It seems like magic at first: Someone layers the vocals from Smash Mouth’s “All Star” over the piano part from Journey’s “Don’t Stop Believin’,” and it fits perfectly. A miracle? Hardly. In a new video called “The Music Theory Of Mashups,” musician and YouTuber Adam Neely explains what’s happening. Once they’re transposed to the same key, lots of songs can be spliced this way. A lot of it has to do with finding identical or at least complementary chord progressions. The Axis Of Awesome, an Australian musical comedy act, has already gotten plenty of mileage out of this concept. The true key to mashups, Neely says, is the “amazing flexibility” of the diatonic (major) scale, plus the prevalence of four-bar phrase lengths and cyclic chords in popular music. “As long as two songs have tempos that are reconcilable,” Neely argues, “there’s a high probability that they will work together.”

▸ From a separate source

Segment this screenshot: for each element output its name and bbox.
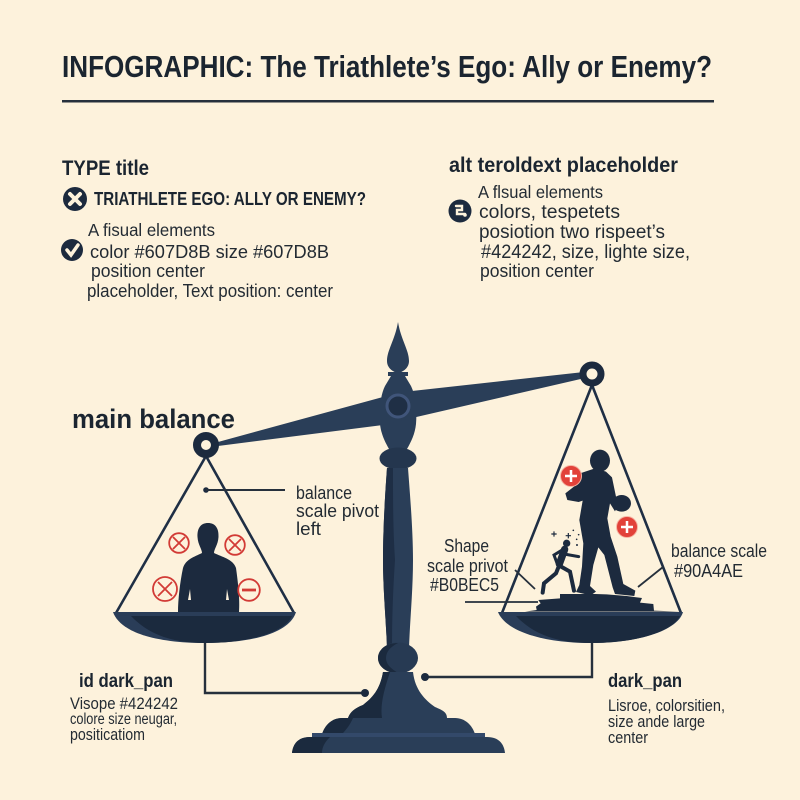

But mashup culture, which relies on taking seemingly disparate things and sewing them together, is a product of the irony-drenched internet age, right? Wrong, says Neely. He traces the lineage back to the 16th century, when naughty composers were weaving popular melodies into the traditional Catholic mass, literally combining the sacred and the profane. This kind of musical combination is called a “quodlibet,” a Latin term meaning “what pleases.” The irreverent practice then spread to 18th century Germany, where it was taken up by Johann Sebastian Bach, whose Goldberg Variations ends with a quodlibet. The joke is sort of lost in 2016, but Neely insists it’s there.

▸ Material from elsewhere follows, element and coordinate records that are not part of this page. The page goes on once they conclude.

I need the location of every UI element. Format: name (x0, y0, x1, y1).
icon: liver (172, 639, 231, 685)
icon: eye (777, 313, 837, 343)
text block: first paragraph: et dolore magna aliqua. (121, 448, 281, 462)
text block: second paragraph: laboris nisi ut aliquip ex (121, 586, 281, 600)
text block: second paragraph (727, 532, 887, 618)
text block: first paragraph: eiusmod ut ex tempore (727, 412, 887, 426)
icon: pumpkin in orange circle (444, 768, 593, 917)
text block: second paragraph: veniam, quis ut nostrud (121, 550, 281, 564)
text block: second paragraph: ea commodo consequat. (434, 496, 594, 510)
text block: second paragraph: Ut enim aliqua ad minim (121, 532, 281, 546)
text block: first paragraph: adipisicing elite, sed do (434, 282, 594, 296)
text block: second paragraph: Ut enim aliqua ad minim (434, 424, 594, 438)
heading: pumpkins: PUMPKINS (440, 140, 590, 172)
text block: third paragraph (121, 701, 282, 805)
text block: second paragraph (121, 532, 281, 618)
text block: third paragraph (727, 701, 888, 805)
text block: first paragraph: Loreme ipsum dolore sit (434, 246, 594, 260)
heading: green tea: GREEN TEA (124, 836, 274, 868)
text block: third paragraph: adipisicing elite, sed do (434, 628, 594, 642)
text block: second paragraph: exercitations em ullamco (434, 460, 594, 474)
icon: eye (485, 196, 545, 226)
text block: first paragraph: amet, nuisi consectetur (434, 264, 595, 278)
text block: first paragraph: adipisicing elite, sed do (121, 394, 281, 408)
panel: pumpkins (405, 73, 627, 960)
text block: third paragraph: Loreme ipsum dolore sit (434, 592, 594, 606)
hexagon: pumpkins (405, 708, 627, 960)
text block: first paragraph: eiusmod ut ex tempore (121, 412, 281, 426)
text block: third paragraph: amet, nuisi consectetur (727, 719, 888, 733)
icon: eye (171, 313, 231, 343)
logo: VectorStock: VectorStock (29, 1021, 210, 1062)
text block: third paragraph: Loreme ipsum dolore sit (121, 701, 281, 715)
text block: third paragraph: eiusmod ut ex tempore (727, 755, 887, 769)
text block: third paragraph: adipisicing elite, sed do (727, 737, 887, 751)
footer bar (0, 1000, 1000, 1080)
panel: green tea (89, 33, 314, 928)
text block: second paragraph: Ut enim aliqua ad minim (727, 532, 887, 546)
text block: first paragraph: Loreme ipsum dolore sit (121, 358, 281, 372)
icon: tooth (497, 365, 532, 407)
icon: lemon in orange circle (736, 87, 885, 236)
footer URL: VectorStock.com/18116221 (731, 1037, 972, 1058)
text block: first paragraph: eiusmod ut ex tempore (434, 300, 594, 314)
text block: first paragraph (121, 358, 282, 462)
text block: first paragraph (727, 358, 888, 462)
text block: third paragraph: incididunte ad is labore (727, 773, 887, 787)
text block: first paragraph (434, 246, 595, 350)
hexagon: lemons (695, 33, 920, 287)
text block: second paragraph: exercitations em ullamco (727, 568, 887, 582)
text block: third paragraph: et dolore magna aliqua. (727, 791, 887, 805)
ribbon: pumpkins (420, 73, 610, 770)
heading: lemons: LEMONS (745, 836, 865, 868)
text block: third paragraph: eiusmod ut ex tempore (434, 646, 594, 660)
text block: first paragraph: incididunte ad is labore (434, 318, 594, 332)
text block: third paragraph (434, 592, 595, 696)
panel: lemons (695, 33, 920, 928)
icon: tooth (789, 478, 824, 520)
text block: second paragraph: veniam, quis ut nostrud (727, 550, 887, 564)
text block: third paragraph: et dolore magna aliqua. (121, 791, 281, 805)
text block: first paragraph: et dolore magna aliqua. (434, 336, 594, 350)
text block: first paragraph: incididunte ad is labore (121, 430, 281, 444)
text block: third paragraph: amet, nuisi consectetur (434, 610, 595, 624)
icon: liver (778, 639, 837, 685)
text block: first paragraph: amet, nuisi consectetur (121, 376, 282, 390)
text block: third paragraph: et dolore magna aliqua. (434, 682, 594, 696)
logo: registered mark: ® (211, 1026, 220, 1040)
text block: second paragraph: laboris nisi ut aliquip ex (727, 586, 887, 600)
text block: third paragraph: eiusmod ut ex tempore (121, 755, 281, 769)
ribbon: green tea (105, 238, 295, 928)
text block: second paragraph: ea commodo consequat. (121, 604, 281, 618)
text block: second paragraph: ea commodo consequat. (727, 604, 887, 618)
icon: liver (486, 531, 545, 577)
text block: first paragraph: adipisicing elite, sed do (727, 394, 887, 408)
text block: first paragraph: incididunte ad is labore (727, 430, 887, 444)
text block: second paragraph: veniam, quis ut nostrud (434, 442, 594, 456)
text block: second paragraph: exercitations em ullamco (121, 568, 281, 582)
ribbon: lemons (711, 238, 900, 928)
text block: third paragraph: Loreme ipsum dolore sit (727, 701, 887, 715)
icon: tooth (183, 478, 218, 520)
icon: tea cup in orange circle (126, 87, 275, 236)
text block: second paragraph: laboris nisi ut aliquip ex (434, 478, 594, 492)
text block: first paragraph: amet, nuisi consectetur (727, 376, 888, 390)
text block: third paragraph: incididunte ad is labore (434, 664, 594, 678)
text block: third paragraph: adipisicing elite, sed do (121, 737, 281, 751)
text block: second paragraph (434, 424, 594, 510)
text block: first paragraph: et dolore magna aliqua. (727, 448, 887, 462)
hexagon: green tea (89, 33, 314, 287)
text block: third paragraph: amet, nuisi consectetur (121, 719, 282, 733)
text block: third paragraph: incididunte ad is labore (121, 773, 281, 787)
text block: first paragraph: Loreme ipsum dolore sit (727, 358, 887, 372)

These combinations don’t have to be comedic either. Neely cites Nina Simone’s poignant version of “Little Girl Blue,” in which she sings the melody over the piano part from “Good King Wenceslas.” And quoting other melodies has long been a favorite practice among jazz musicians. “It’s kind of a point of pride to see how many kinds of melodies you can weave within one solo.”